<
>
Dossier
#11
Entre Rennes et Saint-Malo, l’urbanisation suivra le rail
RÉSUMÉ > En observant la ligne de chemin de fer Rennes – Saint-Malo, Thérèse Delavault-Lecoq, urbaniste, note le manque d’attention porté aux cyclistes dans les gares qui, au contraire, déroulent le tapis rouge devant les voitures et elle tire de la proximité entre le canal et la voie ferrée l’idée d’un nouveau tourisme alternant la pratique du train et celle du vélo. Plus encore, elle invite les communes, à la lumière des exemples de Montreuil-sur-Ille, de Combourg et de Dol-de-Bretagne, à entendre ce que les nouvelles mobilités leur disent de leur développement urbain.

     Quelles conséquences le développement du trafic des trains et l’aménagement des gares et haltes ferroviaires a-t-il ou suggèrerait-il en matière d’urbanisation ?

     Dans une Bretagne démographiquement dynamique, Rennes métropole concentre une part importante de la croissance. Son attrait engendre une demande de logements qui éloigne de plus les zones d’habitat. En résulte un éclatement résidentiel où les territoires se distinguent par les modes de transport qui les relient à la ville centre et par de multiples polarisations issues d’un maillage sé- culaire de villes petites et moyennes.

     Plus on s’éloigne de la capitale régionale, plus on se rapproche de l’un ou l’autre de ces centres qui disposent d’un autre facteur dominant d’attraction. Il en est ainsi du littoral : à soixante-dix kilomètres de la capitale régionale, Saint-Malo tient une place particulière dans le réseau de villes. Les dernières statistiques de l’Insee révèlent à quel point les populations situées dans « l’entre-deux » Rennes – Saint-Malo sont sous l’influence des deux villes, une influence qui agit tant sur les pratiques de loisirs que sur l’emploi.
     En matière de déplacement, l’État et les collectivités locales mènent désormais une politique active de transports en commun. Outre la réduction des consommations d’énergie et de gaz à effet de serre produit par les automobiles, le transport en commun répond à une demande sociale : il permet aux populations captives – jeunes et personnes âgées – de se déplacer de façon autonome.
     Le train présente pour cela de nombreux atouts par rapport à la voiture. Econome pour le budget familial, il l’est aussi en fatigue car le temps de transport est temps de détente.
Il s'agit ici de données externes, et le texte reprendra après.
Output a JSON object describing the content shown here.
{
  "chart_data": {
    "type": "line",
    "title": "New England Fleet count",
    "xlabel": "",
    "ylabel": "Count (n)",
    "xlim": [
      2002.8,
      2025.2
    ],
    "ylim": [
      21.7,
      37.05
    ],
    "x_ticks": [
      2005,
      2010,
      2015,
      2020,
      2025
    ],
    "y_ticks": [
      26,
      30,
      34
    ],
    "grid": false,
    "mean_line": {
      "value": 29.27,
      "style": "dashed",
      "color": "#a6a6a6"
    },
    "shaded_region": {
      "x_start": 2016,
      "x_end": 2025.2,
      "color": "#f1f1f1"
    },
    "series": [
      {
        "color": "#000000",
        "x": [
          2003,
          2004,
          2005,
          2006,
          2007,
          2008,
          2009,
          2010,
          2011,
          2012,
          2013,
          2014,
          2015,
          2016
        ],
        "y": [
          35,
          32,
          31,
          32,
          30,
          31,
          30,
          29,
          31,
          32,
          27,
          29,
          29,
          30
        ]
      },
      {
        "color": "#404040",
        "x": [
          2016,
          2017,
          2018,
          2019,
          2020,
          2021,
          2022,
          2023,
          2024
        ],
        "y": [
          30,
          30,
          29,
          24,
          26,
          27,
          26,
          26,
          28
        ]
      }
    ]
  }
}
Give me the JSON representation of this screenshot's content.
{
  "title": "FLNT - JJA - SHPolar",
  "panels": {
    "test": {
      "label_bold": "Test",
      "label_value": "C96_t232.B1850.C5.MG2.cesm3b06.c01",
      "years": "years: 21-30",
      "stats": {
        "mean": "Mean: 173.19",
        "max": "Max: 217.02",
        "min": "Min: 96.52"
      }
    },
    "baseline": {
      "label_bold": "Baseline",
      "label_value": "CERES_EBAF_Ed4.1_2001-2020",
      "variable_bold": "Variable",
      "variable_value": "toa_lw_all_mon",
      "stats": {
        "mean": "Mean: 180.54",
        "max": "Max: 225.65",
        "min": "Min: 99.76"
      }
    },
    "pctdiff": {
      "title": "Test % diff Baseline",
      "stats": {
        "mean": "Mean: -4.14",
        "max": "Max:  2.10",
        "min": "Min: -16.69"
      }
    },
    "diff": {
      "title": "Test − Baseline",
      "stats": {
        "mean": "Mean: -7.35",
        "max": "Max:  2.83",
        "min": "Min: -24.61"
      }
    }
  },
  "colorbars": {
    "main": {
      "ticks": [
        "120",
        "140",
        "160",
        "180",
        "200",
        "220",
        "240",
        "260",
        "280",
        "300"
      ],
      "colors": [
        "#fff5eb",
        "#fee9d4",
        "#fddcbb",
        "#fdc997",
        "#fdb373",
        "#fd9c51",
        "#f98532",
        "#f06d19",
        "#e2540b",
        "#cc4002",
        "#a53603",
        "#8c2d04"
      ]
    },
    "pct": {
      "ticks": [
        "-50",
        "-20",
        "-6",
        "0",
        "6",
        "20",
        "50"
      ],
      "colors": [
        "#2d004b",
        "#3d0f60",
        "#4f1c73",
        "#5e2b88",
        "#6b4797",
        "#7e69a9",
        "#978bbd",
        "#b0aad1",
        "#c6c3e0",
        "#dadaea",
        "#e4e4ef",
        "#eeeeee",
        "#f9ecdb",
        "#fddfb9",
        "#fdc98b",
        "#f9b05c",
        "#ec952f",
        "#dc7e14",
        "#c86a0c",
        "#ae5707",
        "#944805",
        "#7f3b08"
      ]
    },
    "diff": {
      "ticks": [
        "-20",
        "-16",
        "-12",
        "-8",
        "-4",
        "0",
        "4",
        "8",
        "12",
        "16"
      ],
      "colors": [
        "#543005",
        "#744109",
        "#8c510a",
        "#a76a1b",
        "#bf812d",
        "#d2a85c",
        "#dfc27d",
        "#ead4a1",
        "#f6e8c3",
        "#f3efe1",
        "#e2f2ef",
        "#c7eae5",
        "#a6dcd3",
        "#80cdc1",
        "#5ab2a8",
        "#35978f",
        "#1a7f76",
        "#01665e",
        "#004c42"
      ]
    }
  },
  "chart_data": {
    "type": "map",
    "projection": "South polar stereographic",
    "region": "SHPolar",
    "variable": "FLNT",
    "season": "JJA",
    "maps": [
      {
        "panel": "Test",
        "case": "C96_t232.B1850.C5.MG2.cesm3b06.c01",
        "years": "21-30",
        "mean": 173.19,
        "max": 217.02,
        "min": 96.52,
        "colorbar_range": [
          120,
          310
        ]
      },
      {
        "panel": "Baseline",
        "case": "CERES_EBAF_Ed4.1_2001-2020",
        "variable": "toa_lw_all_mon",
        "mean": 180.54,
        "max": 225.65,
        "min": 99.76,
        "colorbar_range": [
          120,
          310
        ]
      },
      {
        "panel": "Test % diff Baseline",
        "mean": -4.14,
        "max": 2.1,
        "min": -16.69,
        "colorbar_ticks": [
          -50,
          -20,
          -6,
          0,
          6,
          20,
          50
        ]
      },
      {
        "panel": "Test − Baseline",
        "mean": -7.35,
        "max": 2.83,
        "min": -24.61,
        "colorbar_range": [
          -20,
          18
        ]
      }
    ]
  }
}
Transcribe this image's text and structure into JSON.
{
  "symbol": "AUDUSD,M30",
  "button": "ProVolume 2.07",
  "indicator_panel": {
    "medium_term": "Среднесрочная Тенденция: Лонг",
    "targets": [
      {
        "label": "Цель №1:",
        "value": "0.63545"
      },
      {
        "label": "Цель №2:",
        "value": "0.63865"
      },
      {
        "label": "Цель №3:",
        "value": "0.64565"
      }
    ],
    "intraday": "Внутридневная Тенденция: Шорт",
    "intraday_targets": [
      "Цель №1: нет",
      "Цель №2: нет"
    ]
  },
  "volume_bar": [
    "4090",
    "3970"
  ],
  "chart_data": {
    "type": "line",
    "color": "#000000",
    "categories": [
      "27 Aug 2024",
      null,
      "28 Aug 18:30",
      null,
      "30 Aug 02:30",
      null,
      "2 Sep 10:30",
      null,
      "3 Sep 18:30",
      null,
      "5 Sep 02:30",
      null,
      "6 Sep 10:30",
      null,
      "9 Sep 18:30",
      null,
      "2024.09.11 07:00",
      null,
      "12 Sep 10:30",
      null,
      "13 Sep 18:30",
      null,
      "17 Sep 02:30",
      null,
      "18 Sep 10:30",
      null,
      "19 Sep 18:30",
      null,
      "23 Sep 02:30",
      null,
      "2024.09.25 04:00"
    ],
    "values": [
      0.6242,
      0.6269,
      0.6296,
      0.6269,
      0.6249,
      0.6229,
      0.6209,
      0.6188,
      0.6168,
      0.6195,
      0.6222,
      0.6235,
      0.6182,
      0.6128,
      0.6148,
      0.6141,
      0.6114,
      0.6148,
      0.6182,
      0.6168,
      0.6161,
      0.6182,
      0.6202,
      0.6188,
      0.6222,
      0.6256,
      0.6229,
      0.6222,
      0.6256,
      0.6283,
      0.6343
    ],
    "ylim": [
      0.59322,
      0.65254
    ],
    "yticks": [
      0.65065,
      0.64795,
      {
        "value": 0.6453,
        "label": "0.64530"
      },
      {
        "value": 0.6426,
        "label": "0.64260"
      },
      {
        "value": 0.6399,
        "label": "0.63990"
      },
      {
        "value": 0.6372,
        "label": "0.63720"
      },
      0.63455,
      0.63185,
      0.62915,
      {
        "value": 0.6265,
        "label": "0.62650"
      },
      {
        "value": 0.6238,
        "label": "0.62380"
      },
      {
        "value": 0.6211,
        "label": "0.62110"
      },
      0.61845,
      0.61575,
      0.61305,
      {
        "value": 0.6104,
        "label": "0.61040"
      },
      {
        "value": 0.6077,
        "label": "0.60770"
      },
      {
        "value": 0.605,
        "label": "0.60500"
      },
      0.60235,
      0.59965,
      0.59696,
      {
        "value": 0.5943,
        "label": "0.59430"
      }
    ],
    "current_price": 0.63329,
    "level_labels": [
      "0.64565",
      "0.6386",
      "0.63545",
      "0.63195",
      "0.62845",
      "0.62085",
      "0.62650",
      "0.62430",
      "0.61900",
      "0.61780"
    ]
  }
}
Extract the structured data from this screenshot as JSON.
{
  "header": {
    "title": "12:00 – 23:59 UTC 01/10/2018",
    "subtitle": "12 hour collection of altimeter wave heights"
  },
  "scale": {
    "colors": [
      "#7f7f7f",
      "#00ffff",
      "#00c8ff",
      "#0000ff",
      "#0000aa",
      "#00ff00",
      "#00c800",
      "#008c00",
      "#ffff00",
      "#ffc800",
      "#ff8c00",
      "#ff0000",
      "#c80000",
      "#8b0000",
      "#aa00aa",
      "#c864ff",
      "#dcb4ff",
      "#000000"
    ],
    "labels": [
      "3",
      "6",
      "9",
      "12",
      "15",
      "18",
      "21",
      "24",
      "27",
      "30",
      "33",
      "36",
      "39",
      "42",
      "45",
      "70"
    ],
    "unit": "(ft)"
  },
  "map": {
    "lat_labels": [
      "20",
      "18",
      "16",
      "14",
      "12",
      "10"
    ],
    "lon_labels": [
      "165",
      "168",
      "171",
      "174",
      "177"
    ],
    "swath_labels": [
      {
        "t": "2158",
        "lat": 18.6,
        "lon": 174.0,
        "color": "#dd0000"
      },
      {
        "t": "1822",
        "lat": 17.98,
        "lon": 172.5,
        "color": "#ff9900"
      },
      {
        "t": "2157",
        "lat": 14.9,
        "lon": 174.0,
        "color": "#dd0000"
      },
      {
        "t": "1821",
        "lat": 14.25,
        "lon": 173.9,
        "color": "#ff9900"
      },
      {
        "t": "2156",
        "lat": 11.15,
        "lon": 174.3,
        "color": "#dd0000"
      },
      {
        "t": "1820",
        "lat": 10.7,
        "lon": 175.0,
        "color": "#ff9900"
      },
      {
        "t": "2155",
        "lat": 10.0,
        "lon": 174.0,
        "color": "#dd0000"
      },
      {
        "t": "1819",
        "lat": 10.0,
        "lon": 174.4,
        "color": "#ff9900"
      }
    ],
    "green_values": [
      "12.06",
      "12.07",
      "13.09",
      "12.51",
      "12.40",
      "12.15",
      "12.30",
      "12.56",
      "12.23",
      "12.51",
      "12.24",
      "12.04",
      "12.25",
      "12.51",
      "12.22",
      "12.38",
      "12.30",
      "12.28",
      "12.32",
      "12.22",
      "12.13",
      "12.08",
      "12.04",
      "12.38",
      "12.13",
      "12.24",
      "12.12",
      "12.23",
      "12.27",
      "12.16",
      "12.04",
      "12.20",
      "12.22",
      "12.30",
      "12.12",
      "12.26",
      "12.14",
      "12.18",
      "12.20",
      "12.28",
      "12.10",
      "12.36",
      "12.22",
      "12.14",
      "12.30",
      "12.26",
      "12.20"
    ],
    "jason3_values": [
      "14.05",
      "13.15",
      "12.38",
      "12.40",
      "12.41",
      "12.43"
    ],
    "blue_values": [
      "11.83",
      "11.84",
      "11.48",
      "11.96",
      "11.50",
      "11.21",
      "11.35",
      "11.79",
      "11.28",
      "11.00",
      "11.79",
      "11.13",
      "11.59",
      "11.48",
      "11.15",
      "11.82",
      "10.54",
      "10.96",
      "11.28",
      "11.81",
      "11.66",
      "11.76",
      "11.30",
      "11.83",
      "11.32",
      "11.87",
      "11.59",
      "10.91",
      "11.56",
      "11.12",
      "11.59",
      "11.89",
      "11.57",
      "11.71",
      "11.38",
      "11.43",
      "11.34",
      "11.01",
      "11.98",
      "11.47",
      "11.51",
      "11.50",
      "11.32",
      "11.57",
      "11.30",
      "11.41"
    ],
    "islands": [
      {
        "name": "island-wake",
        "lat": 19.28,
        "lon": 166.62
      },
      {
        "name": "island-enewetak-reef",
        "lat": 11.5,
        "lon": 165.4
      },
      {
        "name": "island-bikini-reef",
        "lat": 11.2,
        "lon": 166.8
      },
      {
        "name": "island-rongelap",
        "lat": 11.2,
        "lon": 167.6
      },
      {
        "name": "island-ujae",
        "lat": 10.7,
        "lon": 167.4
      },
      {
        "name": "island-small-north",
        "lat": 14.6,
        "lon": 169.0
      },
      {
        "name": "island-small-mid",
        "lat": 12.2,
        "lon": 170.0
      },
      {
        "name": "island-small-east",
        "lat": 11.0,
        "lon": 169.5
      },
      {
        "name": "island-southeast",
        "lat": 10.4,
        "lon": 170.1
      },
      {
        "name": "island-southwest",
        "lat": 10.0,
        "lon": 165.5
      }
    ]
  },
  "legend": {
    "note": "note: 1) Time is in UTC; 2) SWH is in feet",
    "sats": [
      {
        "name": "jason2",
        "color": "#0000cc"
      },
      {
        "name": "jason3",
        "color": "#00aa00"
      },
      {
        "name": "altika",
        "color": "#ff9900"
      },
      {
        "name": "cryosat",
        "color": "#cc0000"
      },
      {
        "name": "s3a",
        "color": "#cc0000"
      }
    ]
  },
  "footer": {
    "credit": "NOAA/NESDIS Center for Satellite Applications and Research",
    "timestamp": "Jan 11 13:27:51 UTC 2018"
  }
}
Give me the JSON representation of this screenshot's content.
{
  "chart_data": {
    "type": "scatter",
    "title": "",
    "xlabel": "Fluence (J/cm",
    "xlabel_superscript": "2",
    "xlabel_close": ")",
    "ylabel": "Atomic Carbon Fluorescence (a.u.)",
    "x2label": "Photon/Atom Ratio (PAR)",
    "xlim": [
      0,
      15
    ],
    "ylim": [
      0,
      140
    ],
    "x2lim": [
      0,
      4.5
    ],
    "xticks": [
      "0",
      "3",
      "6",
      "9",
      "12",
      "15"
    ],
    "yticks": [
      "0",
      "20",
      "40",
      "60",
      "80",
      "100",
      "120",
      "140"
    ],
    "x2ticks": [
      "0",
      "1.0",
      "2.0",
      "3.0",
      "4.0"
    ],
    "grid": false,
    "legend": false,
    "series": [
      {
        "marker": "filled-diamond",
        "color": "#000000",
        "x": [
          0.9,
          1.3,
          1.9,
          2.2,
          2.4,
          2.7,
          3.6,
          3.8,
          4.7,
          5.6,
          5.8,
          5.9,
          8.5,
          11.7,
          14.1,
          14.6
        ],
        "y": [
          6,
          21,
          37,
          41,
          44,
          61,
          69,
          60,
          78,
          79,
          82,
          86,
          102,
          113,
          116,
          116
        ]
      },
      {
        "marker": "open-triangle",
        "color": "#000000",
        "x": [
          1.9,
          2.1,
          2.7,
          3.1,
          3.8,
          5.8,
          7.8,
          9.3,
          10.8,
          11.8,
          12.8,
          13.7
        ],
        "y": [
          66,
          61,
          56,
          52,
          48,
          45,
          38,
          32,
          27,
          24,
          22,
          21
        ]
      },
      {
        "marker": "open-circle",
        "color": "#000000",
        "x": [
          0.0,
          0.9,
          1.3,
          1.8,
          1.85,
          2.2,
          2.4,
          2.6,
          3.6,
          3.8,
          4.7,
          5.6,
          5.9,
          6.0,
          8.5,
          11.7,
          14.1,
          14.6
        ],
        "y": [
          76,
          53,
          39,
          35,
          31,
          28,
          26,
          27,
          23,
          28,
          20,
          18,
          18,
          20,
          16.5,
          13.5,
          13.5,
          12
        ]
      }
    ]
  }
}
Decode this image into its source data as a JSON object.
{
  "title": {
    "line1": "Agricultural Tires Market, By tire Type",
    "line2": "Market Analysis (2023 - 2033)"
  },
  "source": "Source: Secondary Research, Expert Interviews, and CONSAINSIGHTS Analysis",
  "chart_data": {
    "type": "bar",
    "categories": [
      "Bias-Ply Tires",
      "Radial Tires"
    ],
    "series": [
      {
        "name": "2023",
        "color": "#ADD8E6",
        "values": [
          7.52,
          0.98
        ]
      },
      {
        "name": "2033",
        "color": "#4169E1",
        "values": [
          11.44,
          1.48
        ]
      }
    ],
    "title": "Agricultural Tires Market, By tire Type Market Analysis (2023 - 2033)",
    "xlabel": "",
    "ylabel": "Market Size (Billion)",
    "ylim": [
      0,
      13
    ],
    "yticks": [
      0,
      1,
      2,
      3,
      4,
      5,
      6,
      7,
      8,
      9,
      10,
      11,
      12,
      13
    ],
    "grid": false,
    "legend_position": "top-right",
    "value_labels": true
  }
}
La population ne s’y trompe pas ; en Bretagne, le TER se révèle de plus en plus attractif1 à la faveur d’une politique régionale volontaire d’augmentation des fréquences, de matériel roulant de meilleure qualité, de tarifs attrayants, de rénovation des gares et des haltes.
     Une analyse de la ligne Rennes – Saint-Malo nous offre de nombreux éléments de réflexion.

     La gare est, par définition, un lieu d’intermodalité. Après un voyage en train, la marche, le vélo, la voiture, le bus nous permettent d’atteindre ensuite notre destination. La voiture tient aujourd’hui une place primordiale. En présentant sa politique d’aménagement des gares et des haltes, la région Bretagne décrit son action en faveur d’un relais par « cars, taxis, voitures ». La visite des lieux nous montre en effet que des parkings ont été aménagés tout près de la sortie des quais.
     Le cyclisme ne semble faire l’objet que d’une faible attention : au mieux, quelques accroche-vélos permettent de déposer sa machine. Outre leur nombre réduit, ces équipements ne favorisent pas la pratique du deux-roues. D’une part, les réseaux cyclables entre la gare et les secteurs urbanisés sont loin d’être systématiques et nos territoires vallonnés sont parfois difficiles à parcourir. Le vélo électrique, depuis peu sur le marché, propose une réponse. En minimisant la fatigue à la fin d’une journée de travail, il peut susciter l’envie de changer ses habitudes en faveur du deux-roues.
     Mais son coût justifie des parkings sécurisés. Pour être tenté d’utiliser son vélo par tous les temps avant de prendre un train pour aller travailler, il faut aussi pouvoir le protéger de la pluie, déposer un vêtement adapté, un casque; donc disposer de vestiaires. Un local à vélo protégé et équipé est nécessaire. Cela a un coût. Mais pour éviter d’en construire, on avance que le nombre des cyclistes est actuellement insuffisant. Entre la poule et l’oeuf, il appartient cependant aux collectivités locales de précéder la demande. Un local modeste pourrait suffire dans un premier temps, si l’on prévoyait du terrain pour étendre la construction au fur et à mesure des besoins.
     Chez nos voisins européens – particulièrement aux Pays-Bas où l’usage du vélo est beaucoup plus répandu – les parkings accueillent plusieurs centaines de deux-roues à proximité des gares alors que le terrain n’y est ni plus disponible ni meilleur marché…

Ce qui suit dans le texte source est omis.